The letter shows that “no matter what the president comes up with, [Republicans] are going to oppose it,” Sen. Dick Durbin (D) of Illinois, the Senate minority whip, told the Monitor.

But some Republicans see it differently. The letter's real message, says signer Sen. Mark Kirk (R) of Illinois, is that “unless you can get bipartisan consensus, you can’t get sustainable policy in America.”

That point is seconded by Sen. Jeff Flake (R) of Arizona: “A lot of this can be traced as a manifestation of the mistrust that people on Capitol Hill have of the president and his executive action on things like immigration and the Affordable Care Act.”

Senator Flake said he did not sign the letter because he did not feel it was "appropriate," adding that negotiations are “hard enough without introducing this element.”

Corker says he will try to move beyond the “passion” of the past 10 days to build support for his bipartisan bill. Regrettably, he said, Mr. Obama threatened a veto before his committee even finished the bill. 

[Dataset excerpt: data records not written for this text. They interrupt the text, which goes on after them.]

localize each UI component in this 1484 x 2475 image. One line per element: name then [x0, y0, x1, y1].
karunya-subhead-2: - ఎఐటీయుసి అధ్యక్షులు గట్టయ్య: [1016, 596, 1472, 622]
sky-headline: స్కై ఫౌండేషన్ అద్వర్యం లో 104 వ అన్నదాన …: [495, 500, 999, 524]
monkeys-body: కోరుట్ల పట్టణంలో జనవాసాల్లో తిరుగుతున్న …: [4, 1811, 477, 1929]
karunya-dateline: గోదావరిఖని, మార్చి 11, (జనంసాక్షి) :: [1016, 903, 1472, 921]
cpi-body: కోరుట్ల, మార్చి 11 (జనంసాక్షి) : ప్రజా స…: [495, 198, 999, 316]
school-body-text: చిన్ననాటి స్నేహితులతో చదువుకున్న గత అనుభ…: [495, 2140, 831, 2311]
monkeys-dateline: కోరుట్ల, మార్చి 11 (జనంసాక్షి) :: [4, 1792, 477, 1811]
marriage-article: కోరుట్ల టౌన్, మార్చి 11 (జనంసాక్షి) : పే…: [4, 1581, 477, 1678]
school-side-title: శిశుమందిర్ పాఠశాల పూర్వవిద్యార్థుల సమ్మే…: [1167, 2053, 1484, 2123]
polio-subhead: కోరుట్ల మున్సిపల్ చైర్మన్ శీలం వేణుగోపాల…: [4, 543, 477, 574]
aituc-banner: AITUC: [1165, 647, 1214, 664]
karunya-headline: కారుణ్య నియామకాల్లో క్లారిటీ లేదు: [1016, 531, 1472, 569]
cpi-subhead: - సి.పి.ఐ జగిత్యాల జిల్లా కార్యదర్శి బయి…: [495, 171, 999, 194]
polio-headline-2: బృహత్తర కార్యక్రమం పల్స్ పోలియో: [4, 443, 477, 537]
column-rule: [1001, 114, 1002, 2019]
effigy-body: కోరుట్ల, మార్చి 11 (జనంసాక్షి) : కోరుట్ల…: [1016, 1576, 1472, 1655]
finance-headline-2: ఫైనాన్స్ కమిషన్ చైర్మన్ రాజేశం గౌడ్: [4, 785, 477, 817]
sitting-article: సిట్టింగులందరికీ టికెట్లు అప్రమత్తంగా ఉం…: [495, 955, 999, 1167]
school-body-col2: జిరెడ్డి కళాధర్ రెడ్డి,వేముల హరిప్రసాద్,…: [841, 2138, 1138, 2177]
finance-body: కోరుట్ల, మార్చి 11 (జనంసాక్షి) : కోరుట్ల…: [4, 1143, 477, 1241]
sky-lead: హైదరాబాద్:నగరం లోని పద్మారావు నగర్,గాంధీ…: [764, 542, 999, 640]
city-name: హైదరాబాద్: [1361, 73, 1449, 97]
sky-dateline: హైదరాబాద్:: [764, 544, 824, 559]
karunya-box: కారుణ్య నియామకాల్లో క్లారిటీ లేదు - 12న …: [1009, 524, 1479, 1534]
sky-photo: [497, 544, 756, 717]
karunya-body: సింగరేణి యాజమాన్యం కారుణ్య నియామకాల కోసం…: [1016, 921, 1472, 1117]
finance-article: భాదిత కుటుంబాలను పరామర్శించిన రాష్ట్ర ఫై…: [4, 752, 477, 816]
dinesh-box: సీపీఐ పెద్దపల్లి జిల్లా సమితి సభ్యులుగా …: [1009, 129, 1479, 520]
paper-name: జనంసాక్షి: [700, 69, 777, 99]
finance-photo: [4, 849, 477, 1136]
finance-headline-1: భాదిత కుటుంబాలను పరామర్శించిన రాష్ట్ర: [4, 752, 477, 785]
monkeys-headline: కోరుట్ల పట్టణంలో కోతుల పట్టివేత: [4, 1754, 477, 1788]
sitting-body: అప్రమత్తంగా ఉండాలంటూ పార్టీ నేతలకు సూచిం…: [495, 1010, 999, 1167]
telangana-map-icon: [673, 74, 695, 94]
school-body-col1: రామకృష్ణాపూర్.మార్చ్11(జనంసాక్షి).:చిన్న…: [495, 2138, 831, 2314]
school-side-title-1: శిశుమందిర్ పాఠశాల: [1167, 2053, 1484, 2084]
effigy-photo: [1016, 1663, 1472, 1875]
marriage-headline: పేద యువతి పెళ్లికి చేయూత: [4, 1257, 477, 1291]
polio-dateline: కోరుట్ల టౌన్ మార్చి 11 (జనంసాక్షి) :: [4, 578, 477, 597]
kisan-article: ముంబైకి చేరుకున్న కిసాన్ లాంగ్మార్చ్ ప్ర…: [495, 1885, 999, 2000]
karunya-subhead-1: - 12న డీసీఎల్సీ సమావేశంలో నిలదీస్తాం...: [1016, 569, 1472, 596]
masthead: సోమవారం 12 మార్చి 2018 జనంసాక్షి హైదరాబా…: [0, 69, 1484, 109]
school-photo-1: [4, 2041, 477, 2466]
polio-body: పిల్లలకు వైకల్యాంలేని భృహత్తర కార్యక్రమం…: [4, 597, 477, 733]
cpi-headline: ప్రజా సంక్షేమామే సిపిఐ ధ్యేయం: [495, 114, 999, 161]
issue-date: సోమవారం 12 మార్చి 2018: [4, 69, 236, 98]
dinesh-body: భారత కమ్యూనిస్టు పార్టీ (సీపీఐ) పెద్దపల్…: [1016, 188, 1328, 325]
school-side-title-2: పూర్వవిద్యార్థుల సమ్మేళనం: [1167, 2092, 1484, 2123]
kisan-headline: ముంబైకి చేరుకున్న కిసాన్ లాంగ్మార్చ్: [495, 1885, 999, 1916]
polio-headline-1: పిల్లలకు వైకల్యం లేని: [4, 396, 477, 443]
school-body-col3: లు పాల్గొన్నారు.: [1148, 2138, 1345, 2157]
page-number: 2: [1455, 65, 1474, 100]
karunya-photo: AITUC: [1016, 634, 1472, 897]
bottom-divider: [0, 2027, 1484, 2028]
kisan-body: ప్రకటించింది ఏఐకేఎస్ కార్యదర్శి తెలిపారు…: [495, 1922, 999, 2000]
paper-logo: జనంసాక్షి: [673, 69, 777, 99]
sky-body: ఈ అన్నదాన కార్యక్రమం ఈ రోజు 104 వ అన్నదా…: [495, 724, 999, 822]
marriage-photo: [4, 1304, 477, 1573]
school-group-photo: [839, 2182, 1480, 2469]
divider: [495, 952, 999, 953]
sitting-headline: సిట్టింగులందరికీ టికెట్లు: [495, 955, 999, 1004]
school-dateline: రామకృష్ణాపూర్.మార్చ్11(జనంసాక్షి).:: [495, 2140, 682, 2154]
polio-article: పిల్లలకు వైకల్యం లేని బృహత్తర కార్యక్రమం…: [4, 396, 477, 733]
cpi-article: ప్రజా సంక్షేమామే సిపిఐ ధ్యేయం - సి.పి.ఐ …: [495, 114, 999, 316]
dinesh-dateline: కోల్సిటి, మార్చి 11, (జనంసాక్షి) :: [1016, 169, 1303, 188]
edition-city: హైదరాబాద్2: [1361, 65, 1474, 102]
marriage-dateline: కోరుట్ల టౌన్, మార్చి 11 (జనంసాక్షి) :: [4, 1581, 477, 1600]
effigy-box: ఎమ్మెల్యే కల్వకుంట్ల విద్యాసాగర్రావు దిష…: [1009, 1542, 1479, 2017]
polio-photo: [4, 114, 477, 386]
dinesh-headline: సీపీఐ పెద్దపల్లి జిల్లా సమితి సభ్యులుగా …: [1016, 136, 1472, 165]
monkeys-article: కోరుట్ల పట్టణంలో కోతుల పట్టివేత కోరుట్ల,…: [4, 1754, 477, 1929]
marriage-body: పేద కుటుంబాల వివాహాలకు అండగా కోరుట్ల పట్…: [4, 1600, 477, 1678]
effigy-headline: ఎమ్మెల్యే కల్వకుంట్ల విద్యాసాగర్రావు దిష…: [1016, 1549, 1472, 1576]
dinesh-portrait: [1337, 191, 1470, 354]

Specifically, the legislation requires the president to release a deal’s text to Congress for review within five days of its agreement. It also prohibits the president from suspending congressional sanctions for 60 days while Congress reviews it, including holding hearings on it. 

Passage of a joint resolution of approval – or no action at all – within the 60-day period would allow the president to move ahead with congressional sanctions relief. Disapproval – with the necessary votes to override a veto – would block the president from lifting congressional sanctions. 

All other aspects of a deal would still be in place. Another bipartisan bill, sponsored by Senators Kirk and Menendez, would require new sanctions against Iran if it leaves the negotiations – or violates an agreement. That, too, is close to the 67 votes needed to overcome a presidential veto.